Testing Graphite with MetricFactory

This article is superseded

Read Testing Graphite with MetricFactory revisited instead.

Graphite is great.  Not only because it's a great piece of software but also because of the community around it which brings forth all kinds of metrics goodness.  Although it's pretty straightforward to get Graphite up and running on one node, it gets a bit more complex to get it up and running in a clustered/sharded/federated mode.  I found Jeff Forcier's Clustering Graphite and Richard Crowley's Federated Graphite to be very helpful.  Once you have your clustered Graphite setup up and running you might want to test its behavior and get acquainted with its different settings and modules before going to production.  That's where Metricfactory might help you out.

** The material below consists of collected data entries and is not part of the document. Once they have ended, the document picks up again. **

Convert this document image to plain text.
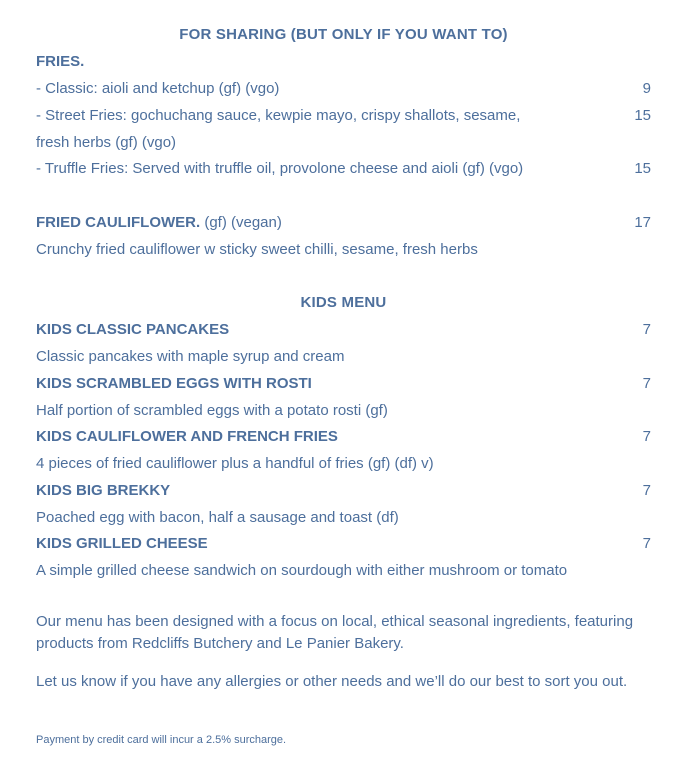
FOR SHARING (BUT ONLY IF YOU WANT TO)
FRIES.
- Classic: aioli and ketchup (gf) (vgo)	9
- Street Fries: gochuchang sauce, kewpie mayo, crispy shallots, sesame,	15
fresh herbs (gf) (vgo)
- Truffle Fries: Served with truffle oil, provolone cheese and aioli (gf) (vgo)	15
FRIED CAULIFLOWER. (gf) (vegan)	17
Crunchy fried cauliflower w sticky sweet chilli, sesame, fresh herbs
KIDS MENU
KIDS CLASSIC PANCAKES	7
Classic pancakes with maple syrup and cream
KIDS SCRAMBLED EGGS WITH ROSTI	7
Half portion of scrambled eggs with a potato rosti (gf)
KIDS CAULIFLOWER AND FRENCH FRIES	7
4 pieces of fried cauliflower plus a handful of fries (gf) (df) v)
KIDS BIG BREKKY	7
Poached egg with bacon, half a sausage and toast (df)
KIDS GRILLED CHEESE	7
A simple grilled cheese sandwich on sourdough with either mushroom or tomato
Our menu has been designed with a focus on local, ethical seasonal ingredients, featuring products from Redcliffs Butchery and Le Panier Bakery.
Let us know if you have any allergies or other needs and we’ll do our best to sort you out.
Payment by credit card will incur a 2.5% surcharge.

Metricfactory is a modular framework based on Wishbone aimed to quickly assemble servers which process metrics in one way or the other.  So why not use it to generate random metrics and write them to Graphite in a controlled way?  With this article I would like to take you through a couple of use cases.

Installation

Installing metricfactory is a matter of checking out the project from Git and running the installer.  All dependencies should be downloaded automatically.

$ git clone https://github.com/smetj/metricfactory
$ cd metricfactory
$ sudo python setup.py install

We will also require some extra Wishbone modules:

$ sudo easy_install wb_tippingbucket
$ sudo easy_install wb_tcpclient

One or more of following packages might be required to successfully finish the install:

gcc, gcc-c++, make, python-devel, Cython

Once installed you can execute following command:

$ metricfactory list

That should return a list of all available modules.  You should see at least TCPClient, TippingBucket, Hammer and Graphite.

Bootstrap

Starting Metricfactory requires a bootstrap file.  A bootstrap file is a JSON formatted file containing the configuration of which modules to initiate and which path events will follow through these module instances.

A base bootstrap file you can found here.  We will be adapting it to suit our needs.  Going through the content it should give you an idea what the possibilities are.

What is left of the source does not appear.